Modelde bağımlı değişken olarak, toplam suç oranları ve suç türlerinin her biri için suç endeksleri kullanılmaktadır. Açıklayıcı değişkenler olarak ise bölgesel işsizlik oranları ve her bölgedeki ortalama reel ücret kullanılmaktadır. İşsizliğin yüksek olduğu bölgelerde, suçun maliyetinin görece düşük olması, bu nedenle de suç oranları ile arasında pozitif bir ilişkinin bulunması; buna karşılık, ücretlerin yüksek olduğu bölgelerde ise yasal uğraşıların getirisinin yüksekliğinin suç işleme olasılığını azaltması beklenmektedir.
Öte yandan her bölgedeki sosyal ve iktisadî koşulların suçlar üzerine etkisini gösterebilmek için, yine bölge düzeyinde, kentleşme oranı, ortalama eğitim seviyesi, çeşitli yaş gruplarının toplam nüfus içindeki payı ve sektörel istihdamın toplam istihdam içindeki oranları kullanılmıştır. Bunların yanısıra, her bölgede kayıtdışı istihdamı ölçmek üzere sigortasız ücretlilerin toplam ücretliler içindeki payı da denkleme dâhil edilmiştir.
Son olarak, Hanehalkı Gelir ve Tüketim Anketleri'nden yararlanılarak bölge düzeyinde kişi başına yetişkin eşdeğer gelir değişkeni oluşturulmuştur. Ehrlich'e (1973) göre, bu değişken yasadışı gelir fırsatını temsil etmektedir. Zengin bölgelerde daha fazla maddi refah bulunduğundan suçun artması beklenmektedir. Öte yandan, yüksek gelirli bireylerin suçtan korunma konusunda daha çok çaba harcadıkları da bilinmektedir. Örneğin Ayres ve Levitt (1998) A.B.D. için yaptıkları çalışmalarında, zengin bireylerin silah edinerek ya da araçlarına ek güvenlik donanımları koyarak suçtan korunduklarını göstermişlerdir. Dolayısıyla, kişi
başına gelirin suç oranları üzerine nasıl bir etkisi olacağını baştan söyleyebilmek mümkün değildir.
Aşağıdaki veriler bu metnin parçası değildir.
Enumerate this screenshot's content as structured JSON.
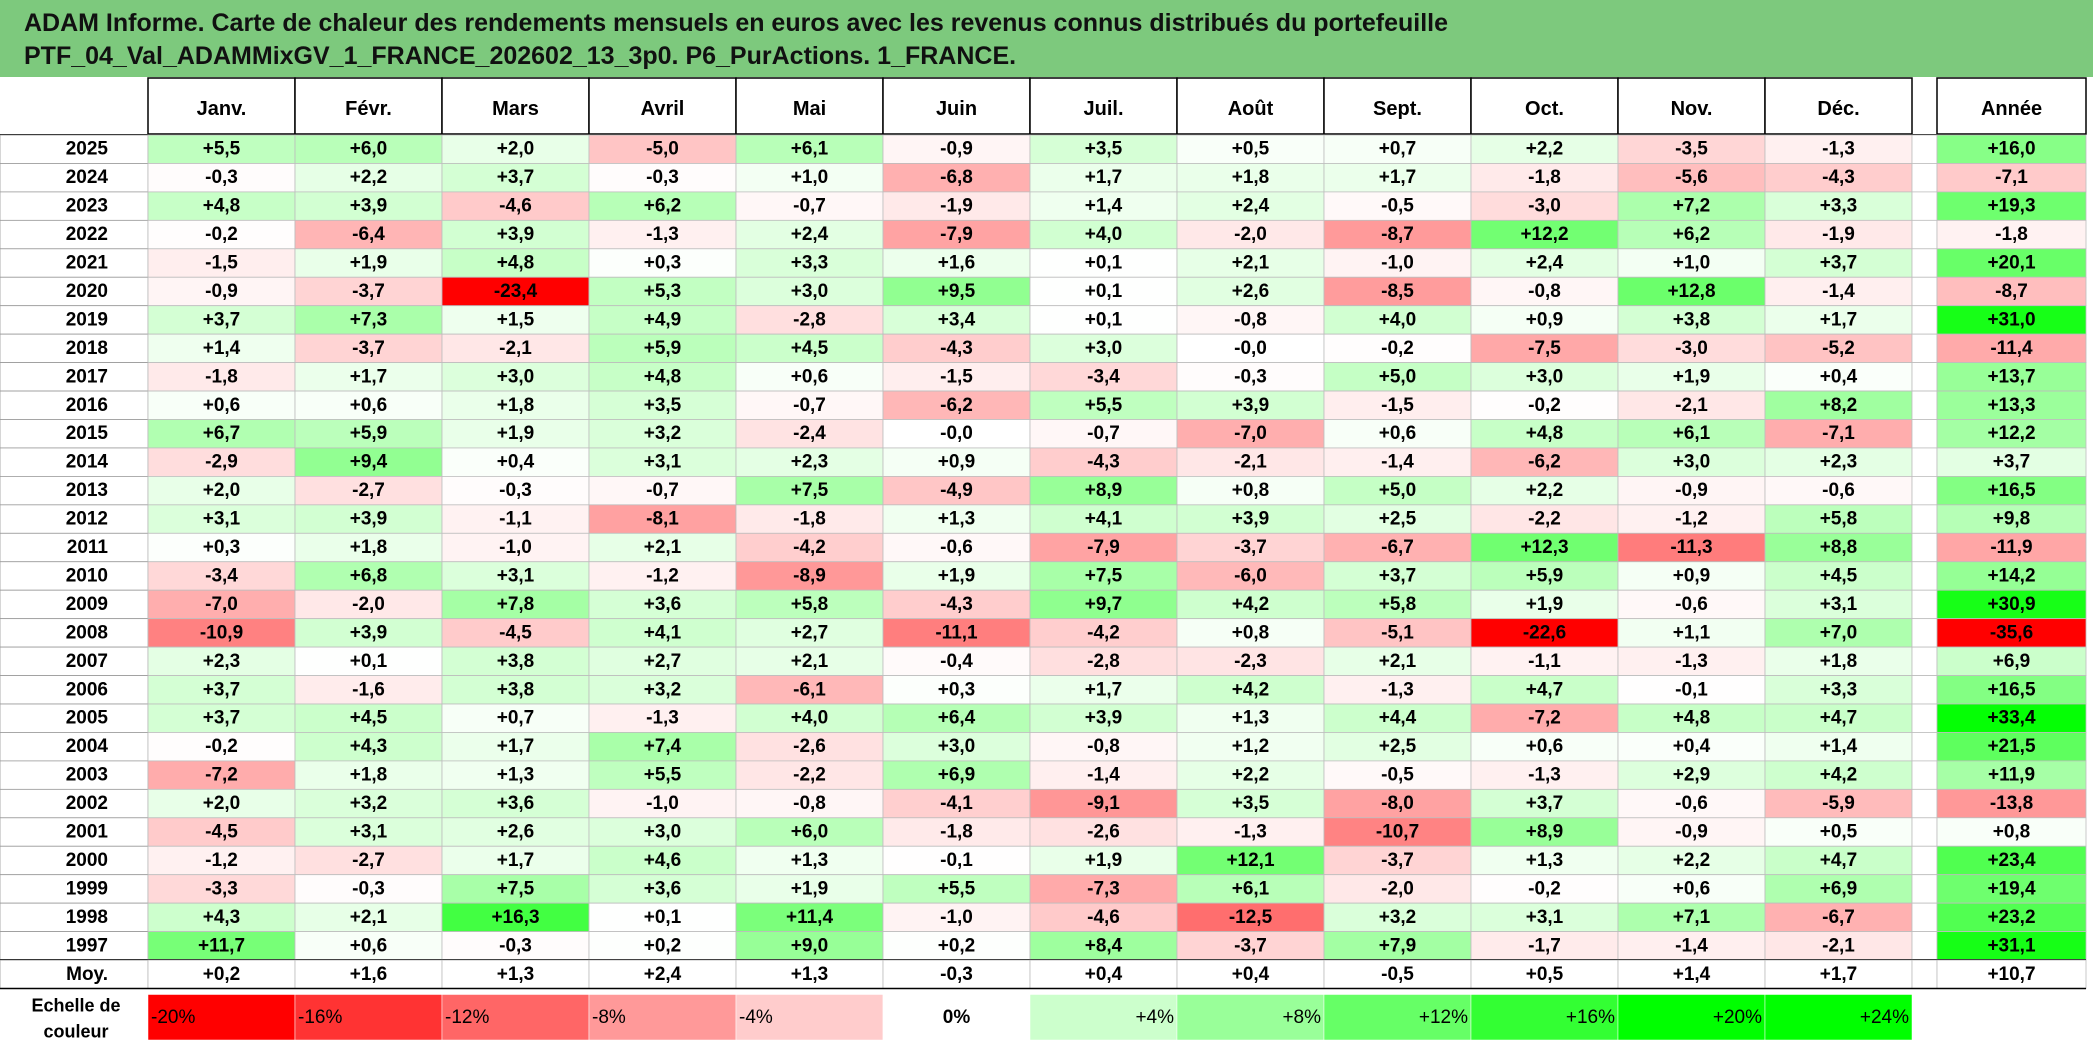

Tahmin yöntemi olarak basit en küçük kareler seçilmiştir. Her ne kadar veri tabanı bölge‐yıl düzeyinde panel yapıya sahip olsa da, gözlem süresinin kısıtlı olması ve birçok değişkenin zaman içerisinde değişim göstermesi nedeni ile sabit etkiler modelini kullanmak mümkün olamamaktadır. Bununla beraber, yıllar için oluşturulan kukla değişkenler de yine modele eklenmiştir.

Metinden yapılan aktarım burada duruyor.